PlinkingDuck is built as a DuckDB extension using the standard extension build system.

Prerequisites

  • C++17 compiler (GCC or Clang)
  • CMake 3.12+
  • Make
  • Git (with submodule support)

Build

git clone --recurse-submodules https://github.com/teaguesterling/plinking_duck.git
cd plinking_duck
make -j4

This produces:

Output Description
build/release/duckdb DuckDB shell with extension auto-loaded
build/release/test/unittest Test runner
build/release/extension/plinking_duck/plinking_duck.duckdb_extension Loadable extension binary

Run Tests

make test

Loading the Extension

When using the built DuckDB shell (build/release/duckdb), the extension is automatically loaded.
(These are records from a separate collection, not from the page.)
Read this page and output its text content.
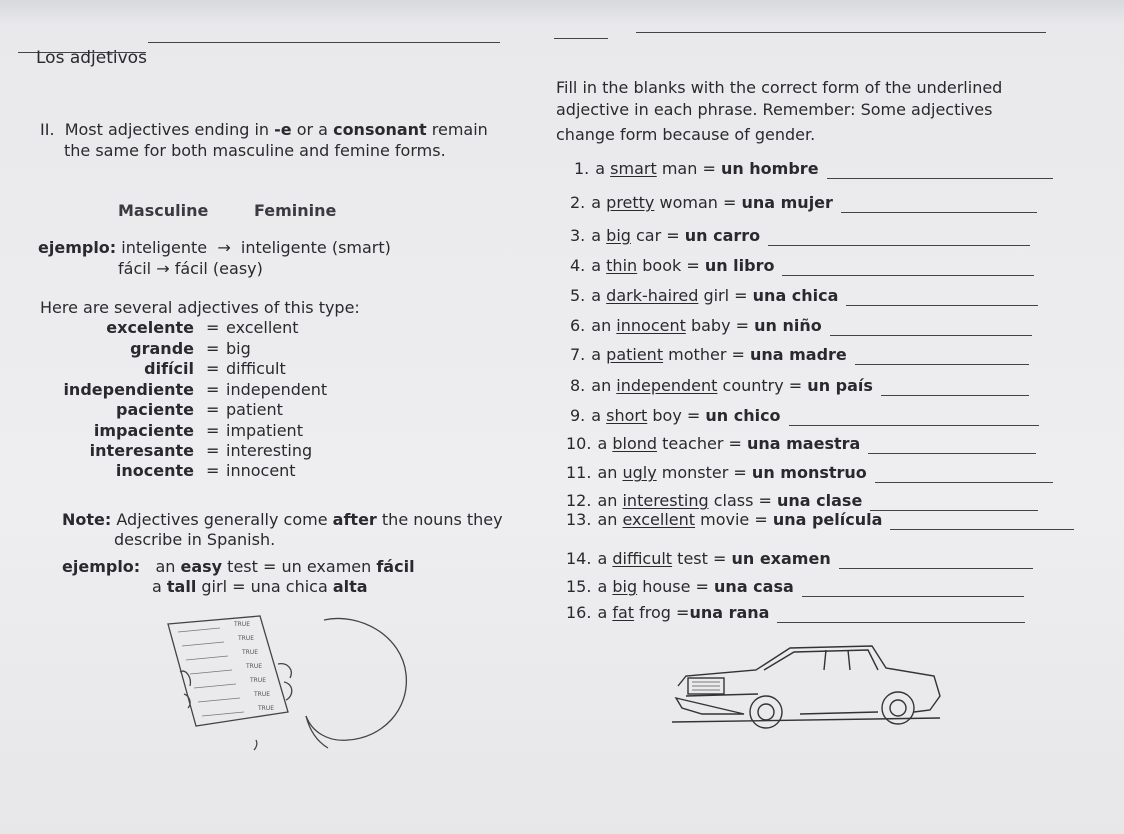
Los adjetivos
II. Most adjectives ending in -e or a consonant remain
the same for both masculine and femine forms.
Masculine	Feminine
ejemplo: inteligente → inteligente (smart)
fácil → fácil (easy)
Here are several adjectives of this type:
excelente = excellent
grande = big
difícil = difficult
independiente = independent
paciente = patient
impaciente = impatient
interesante = interesting
inocente = innocent
Note: Adjectives generally come after the nouns they
describe in Spanish.
ejemplo: an easy test = un examen fácil
a tall girl = una chica alta
Fill in the blanks with the correct form of the underlined
adjective in each phrase. Remember: Some adjectives
change form because of gender.
1. a smart man = un hombre
2. a pretty woman = una mujer
3. a big car = un carro
4. a thin book = un libro
5. a dark-haired girl = una chica
6. an innocent baby = un niño
7. a patient mother = una madre
8. an independent country = un país
9. a short boy = un chico
10. a blond teacher = una maestra
11. an ugly monster = un monstruo
12. an interesting class = una clase
13. an excellent movie = una película
14. a difficult test = un examen
15. a big house = una casa
16. a fat frog =una rana
TRUE
TRUE
TRUE
TRUE
TRUE
TRUE
TRUE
For other DuckDB installations:

LOAD 'path/to/plinking_duck.duckdb_extension';

First Query

Given a PLINK 2 fileset (cohort.pgen, cohort.pvar, cohort.psam):

-- Check what variants are in the dataset
SELECT CHROM, POS, ID, REF, ALT
FROM read_pvar('cohort.pvar')
LIMIT 10;
-- Check the sample list
SELECT IID, SEX
FROM read_psam('cohort.psam')
LIMIT 10;
-- Read genotypes for a specific region
SELECT CHROM, POS, ID, genotypes
FROM read_pgen('cohort.pgen')
WHERE CHROM = '1';
-- Genotype orient mode: one row per variant-sample pair
SELECT chrom, pos, id, iid, genotype
FROM read_pfile('cohort', orient := 'genotype')
WHERE genotype IS NOT NULL
LIMIT 20;

PlinkingDuck supports both PLINK 2 and legacy PLINK 1 file formats. See the File Formats reference for details on what's supported.